Parenting children with special needs can quickly feel like raising a child by committee: there are a myriad of opinions and experts telling parents what they should and shouldn’t do. This tumultuous flow of information may convince parents that they are not able to adequately care for their child and that they must defer to the experienced providers.

Nothing could be further from the truth! When it comes to parenting children with special needs, you are the expert on your child (or children)!

Parents (or permanent caregivers) spend an extensive amount of time learning about their child and how to support a child’s special needs. Over time, most almost unconsciously decide if something will benefit their child –  or not. We know how our children should be treated and what they should be exposed to.

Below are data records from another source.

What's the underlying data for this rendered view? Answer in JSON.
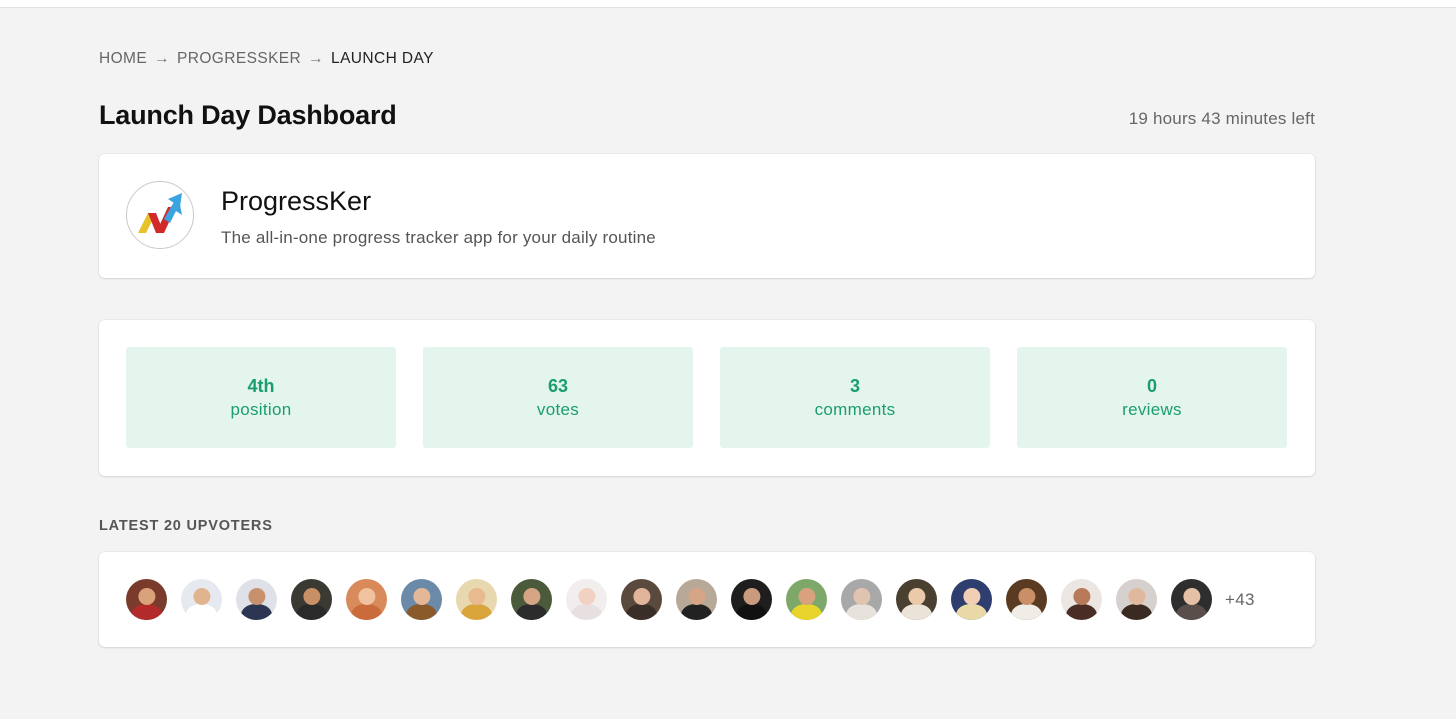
{
  "breadcrumb": {
    "items": [
      "HOME",
      "PROGRESSKER"
    ],
    "current": "LAUNCH DAY",
    "separator": "→"
  },
  "header": {
    "title": "Launch Day Dashboard",
    "time_left": "19 hours 43 minutes left"
  },
  "product": {
    "logo_icon": "progressker-logo-icon",
    "name": "ProgressKer",
    "tagline": "The all-in-one progress tracker app for your daily routine"
  },
  "stats": [
    {
      "value": "4th",
      "label": "position"
    },
    {
      "value": "63",
      "label": "votes"
    },
    {
      "value": "3",
      "label": "comments"
    },
    {
      "value": "0",
      "label": "reviews"
    }
  ],
  "upvoters": {
    "heading": "LATEST 20 UPVOTERS",
    "more_count": "+43",
    "avatars": [
      {
        "bg": "#7a3b2c",
        "skin": "#d9a27a",
        "shirt": "#b22a2a"
      },
      {
        "bg": "#e6eaf0",
        "skin": "#e0b48e",
        "shirt": "#ffffff"
      },
      {
        "bg": "#dfe1e8",
        "skin": "#c9906c",
        "shirt": "#2c3552"
      },
      {
        "bg": "#3a3a33",
        "skin": "#c98f66",
        "shirt": "#2a2a2a"
      },
      {
        "bg": "#d98a5a",
        "skin": "#f0c2a0",
        "shirt": "#c96b3b"
      },
      {
        "bg": "#6b8aa8",
        "skin": "#e4b896",
        "shirt": "#8a5a2a"
      },
      {
        "bg": "#e8d8b0",
        "skin": "#e9b98f",
        "shirt": "#d9a53a"
      },
      {
        "bg": "#4a5a3a",
        "skin": "#d6a585",
        "shirt": "#2c2c2c"
      },
      {
        "bg": "#f2eeee",
        "skin": "#f1d2c2",
        "shirt": "#e8e0e0"
      },
      {
        "bg": "#5a4a3e",
        "skin": "#e2b59a",
        "shirt": "#3a2e28"
      },
      {
        "bg": "#b8a898",
        "skin": "#d5a586",
        "shirt": "#222222"
      },
      {
        "bg": "#1e1e1e",
        "skin": "#c99a7e",
        "shirt": "#111111"
      },
      {
        "bg": "#7da86a",
        "skin": "#d9a27c",
        "shirt": "#e8d42a"
      },
      {
        "bg": "#a8a8a8",
        "skin": "#e0c4b0",
        "shirt": "#e8e2dc"
      },
      {
        "bg": "#4a4030",
        "skin": "#edc9ac",
        "shirt": "#ebe3d8"
      },
      {
        "bg": "#2e3e6e",
        "skin": "#f0cfb4",
        "shirt": "#e8d9a6"
      },
      {
        "bg": "#5a3a20",
        "skin": "#c98f66",
        "shirt": "#f0ece6"
      },
      {
        "bg": "#ece6e2",
        "skin": "#b97a5a",
        "shirt": "#4a2e26"
      },
      {
        "bg": "#d6d0ce",
        "skin": "#e0b89e",
        "shirt": "#3a2a22"
      },
      {
        "bg": "#2e2e2e",
        "skin": "#e4c0a6",
        "shirt": "#5a4e4a"
      }
    ]
  },
  "colors": {
    "accent": "#1a9e6c",
    "stat_bg": "#e4f5ee",
    "page_bg": "#f3f3f3"
  }
}
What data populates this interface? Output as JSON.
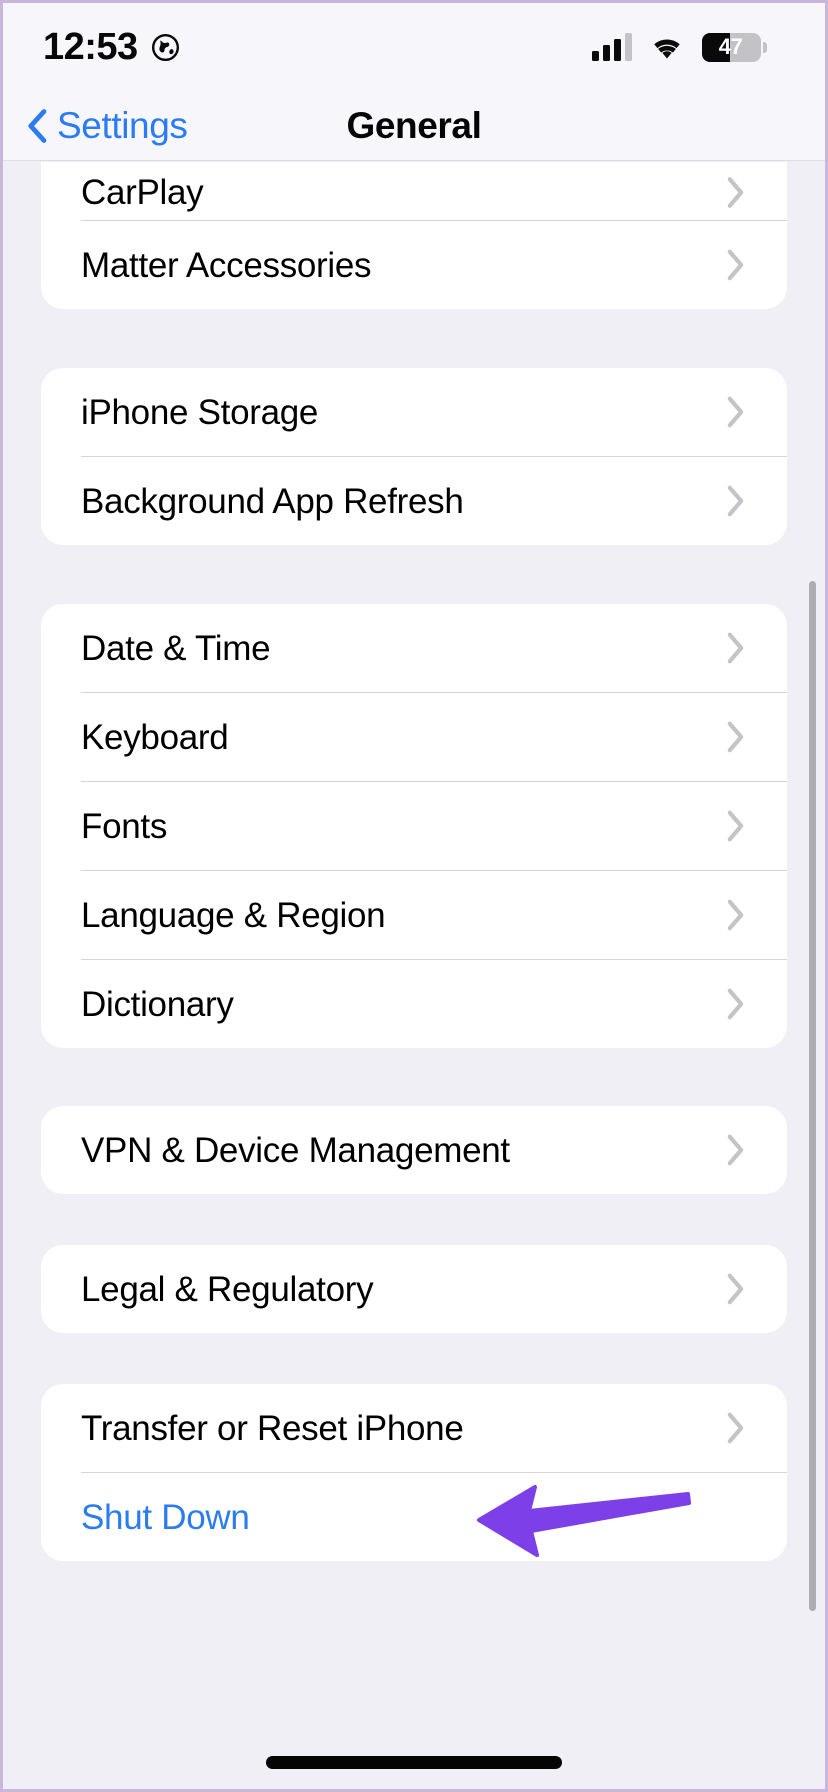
{
  "status_bar": {
    "time": "12:53",
    "globe_icon": "globe-icon",
    "cellular_icon": "cellular-signal-icon",
    "cellular_bars_filled": 3,
    "cellular_bars_total": 4,
    "wifi_icon": "wifi-icon",
    "battery_percent": "47",
    "battery_level": 47,
    "battery_icon": "battery-icon"
  },
  "nav_bar": {
    "back_label": "Settings",
    "back_icon": "chevron-left-icon",
    "title": "General",
    "accent_color": "#2b7cf0"
  },
  "groups": [
    {
      "clipped_top": true,
      "rows": [
        {
          "label": "CarPlay",
          "chevron": true,
          "clip": true
        },
        {
          "label": "Matter Accessories",
          "chevron": true
        }
      ]
    },
    {
      "rows": [
        {
          "label": "iPhone Storage",
          "chevron": true
        },
        {
          "label": "Background App Refresh",
          "chevron": true
        }
      ]
    },
    {
      "rows": [
        {
          "label": "Date & Time",
          "chevron": true
        },
        {
          "label": "Keyboard",
          "chevron": true
        },
        {
          "label": "Fonts",
          "chevron": true
        },
        {
          "label": "Language & Region",
          "chevron": true
        },
        {
          "label": "Dictionary",
          "chevron": true
        }
      ]
    },
    {
      "rows": [
        {
          "label": "VPN & Device Management",
          "chevron": true
        }
      ]
    },
    {
      "rows": [
        {
          "label": "Legal & Regulatory",
          "chevron": true
        }
      ]
    },
    {
      "rows": [
        {
          "label": "Transfer or Reset iPhone",
          "chevron": true
        },
        {
          "label": "Shut Down",
          "chevron": false,
          "link": true
        }
      ]
    }
  ],
  "annotation": {
    "type": "arrow",
    "direction": "left",
    "color": "#7c3fe8",
    "points_at": "Transfer or Reset iPhone"
  },
  "scrollbar": {
    "visible": true,
    "color": "#adacb2"
  },
  "home_indicator": {
    "visible": true,
    "color": "#050505"
  },
  "colors": {
    "background": "#f0eff5",
    "card": "#ffffff",
    "separator": "#d5d4da",
    "label": "#000000",
    "link": "#2b7cf0",
    "chevron": "#c3c3c8"
  }
}
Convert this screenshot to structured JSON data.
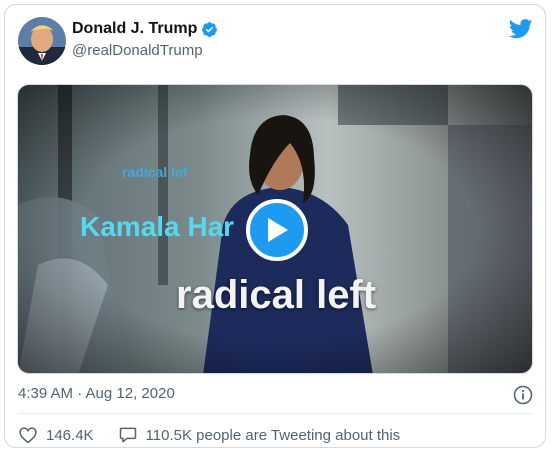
{
  "tweet": {
    "display_name": "Donald J. Trump",
    "handle": "@realDonaldTrump",
    "timestamp": "4:39 AM · Aug 12, 2020",
    "likes": "146.4K",
    "retweet_text": "110.5K people are Tweeting about this"
  },
  "video": {
    "overlay_small": "radical lef",
    "overlay_medium": "Kamala Har",
    "overlay_large": "radical left"
  },
  "colors": {
    "twitter_blue": "#1d9bf0",
    "verified_blue": "#1d9bf0",
    "secondary_text": "#536471"
  },
  "icons": {
    "verified": "verified-badge-icon",
    "brand": "twitter-bird-icon",
    "info": "info-icon",
    "like": "heart-icon",
    "retweet": "speech-bubble-icon",
    "play": "play-icon"
  }
}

Leigh learned early in the special education process that suggestions were not necessarily the right path. If the treatment or therapy didn’t “feel” right for her child, she refused or requested more time to think about the suggestion. It is important that parents are empowered by knowledge that they have control over their child’s environment and treatment, regardless if a disability is involved.

As an advocate, Leigh has dealt with many suggestions when it comes to parenting children with special needs. There are many different types of disabilities, families, and life situations. There is no, “one size fits all” solution. To suggestabstract representing parenting children with special needs that option is nonsense. Leigh encourages parents to listen to experts to help educate themselves about something they may have not known about their child. But, listening to these experts is not the only way to understand what your child might need in order to thrive. 

Kids are kids. They want to be loved. They need different input at different times based on changing needs and wants. Disability doesn’t not inherently change a person’s role in the world or society. It may change how that role is carried out but it does not change the significance of that person’s place in a community nor does it change a person’s want to be treated as a valued member of society. When it comes to parenting children with special needs, do what you know is right. Don’t be afraid to say, “No.” to the committee.